Hello,
I am currently working on Re-engineering the SENGA+ application using the OPS-DSL framework. OPS-DSL is collection of software library and code translation tools which enables automatic parallelization on multi-core and many-core architecture for multi-block structured mesh algorithms.
In OPS-DSL, we need to re-write the DO-LOOPS in form on OPS_PAR_LOOP call + Elemental kernel.
// Sample loop
DO kc = 1,nzsize
DO jc = 1,nysize
DO ic = 1,nxsize
fdiffa = functn(ic+1,jc,kc) - functn(ic-1,jc,kc)
fdiffb = functn(ic+2,jc,kc) - functn(ic-2,jc,kc)
fdiffc = functn(ic+3,jc,kc) - functn(ic-3,jc,kc)
fdiffd = functn(ic+4,jc,kc) - functn(ic-4,jc,kc)
fdiffe = functn(ic+5,jc,kc) - functn(ic-5,jc,kc)
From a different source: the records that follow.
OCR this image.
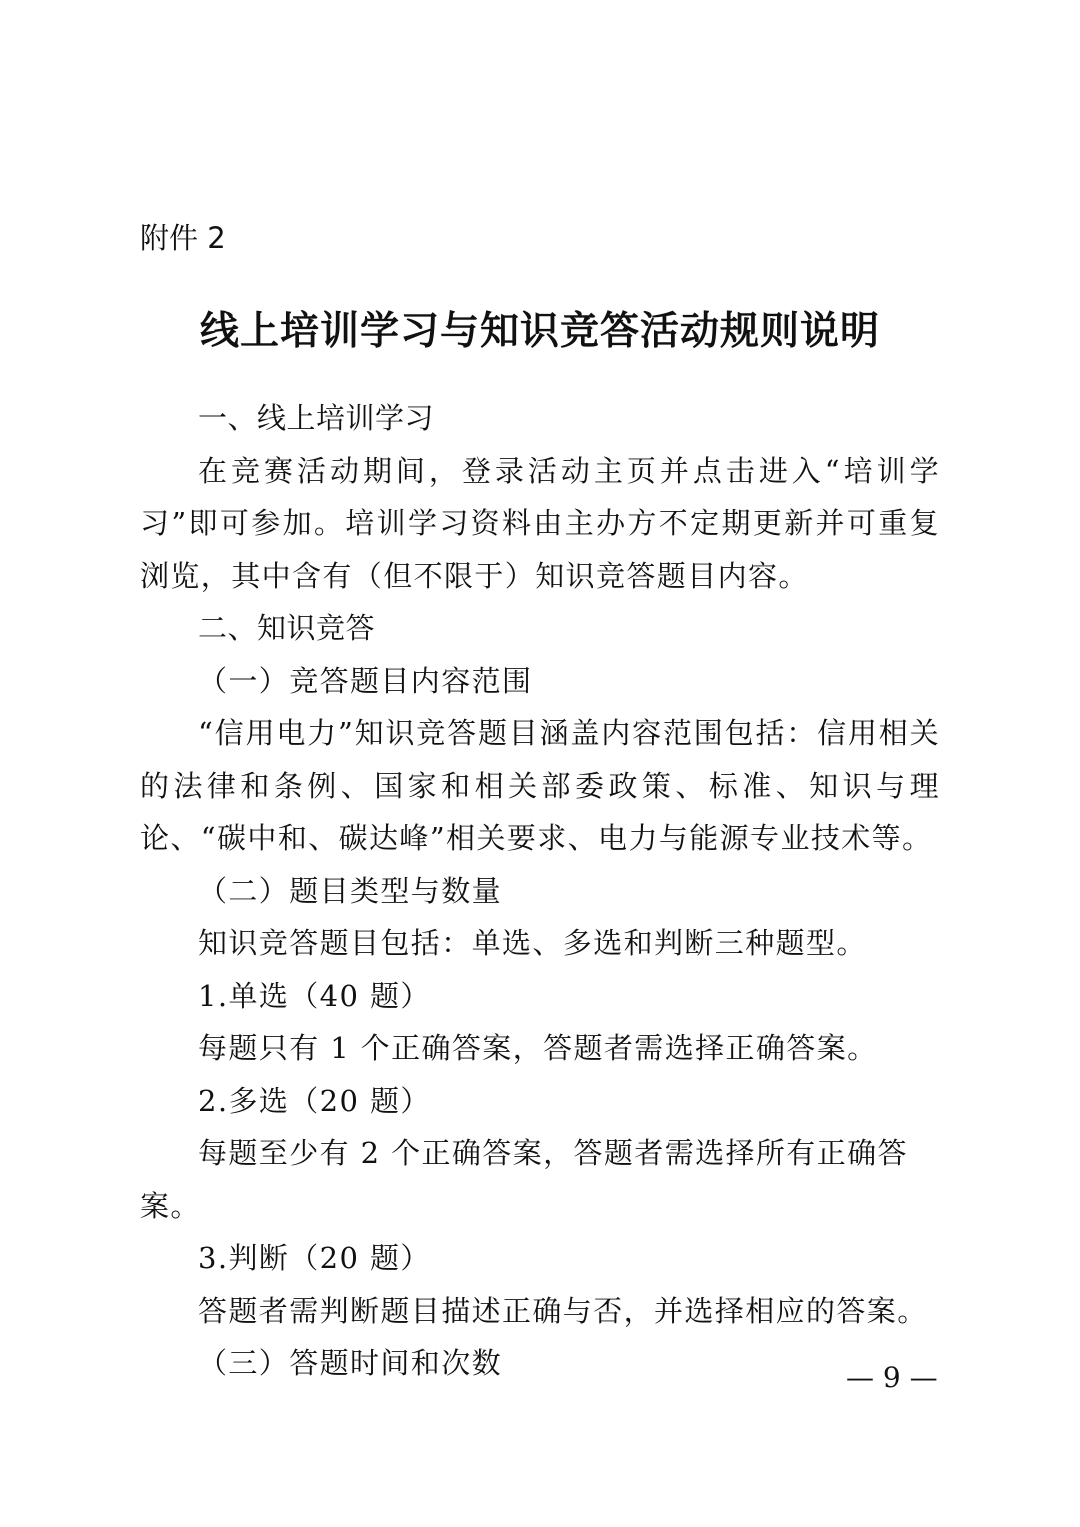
附件 2
线上培训学习与知识竞答活动规则说明

一、线上培训学习

在竞赛活动期间，登录活动主页并点击进入“培训学习”即可参加。培训学习资料由主办方不定期更新并可重复浏览，其中含有（但不限于）知识竞答题目内容。

二、知识竞答

（一）竞答题目内容范围

“信用电力”知识竞答题目涵盖内容范围包括：信用相关的法律和条例、国家和相关部委政策、标准、知识与理论、“碳中和、碳达峰”相关要求、电力与能源专业技术等。

（二）题目类型与数量

知识竞答题目包括：单选、多选和判断三种题型。

1.单选（40 题）

每题只有 1 个正确答案，答题者需选择正确答案。

2.多选（20 题）

每题至少有 2 个正确答案，答题者需选择所有正确答案。

3.判断（20 题）

答题者需判断题目描述正确与否，并选择相应的答案。

（三）答题时间和次数	— 9 —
fderiv(ic,jc,kc) = acoffx*fdiffa + bcoffx*fdiffb &
+ ccoffx*fdiffc + dcoffx*fdiffd &
+ ecoffx*fdiffe
END DO
END DO
END DO
// Elemental Kernel
SUBROUTINE dfbydx_kernel_interior(functn, fderiv)
IMPLICIT NONE
REAL(kind=8), dimension(1), intent(in) :: functn
REAL(kind=8), dimension(1) :: fderiv
REAL(kind=8) :: fdiffa, fdiffb, fdiffc, fdiffd, fdiffe
fdiffa = functn(OPS_ACC1(1,0,0)) - functn(OPS_ACC1(-1,0,0))
fdiffb = functn(OPS_ACC1(2,0,0)) - functn(OPS_ACC1(-2,0,0))
fdiffc = functn(OPS_ACC1(3,0,0)) - functn(OPS_ACC1(-3,0,0))
fdiffd = functn(OPS_ACC1(4,0,0)) - functn(OPS_ACC1(-4,0,0))
fdiffe = functn(OPS_ACC1(5,0,0)) - functn(OPS_ACC1(-5,0,0))
fderiv(OPS_ACC2(0,0,0)) = acoffx*fdiffa + bcoffx*fdiffb &
+ ccoffx*fdiffc + dcoffx*fdiffd &
+ ecoffx*fdiffe
END SUBROUTINE dfbydx_kernel_interior
// OPS_PAR_LOOP call
rangexyz = (/1,nxsize, 1,nysize, 1,nzsize/)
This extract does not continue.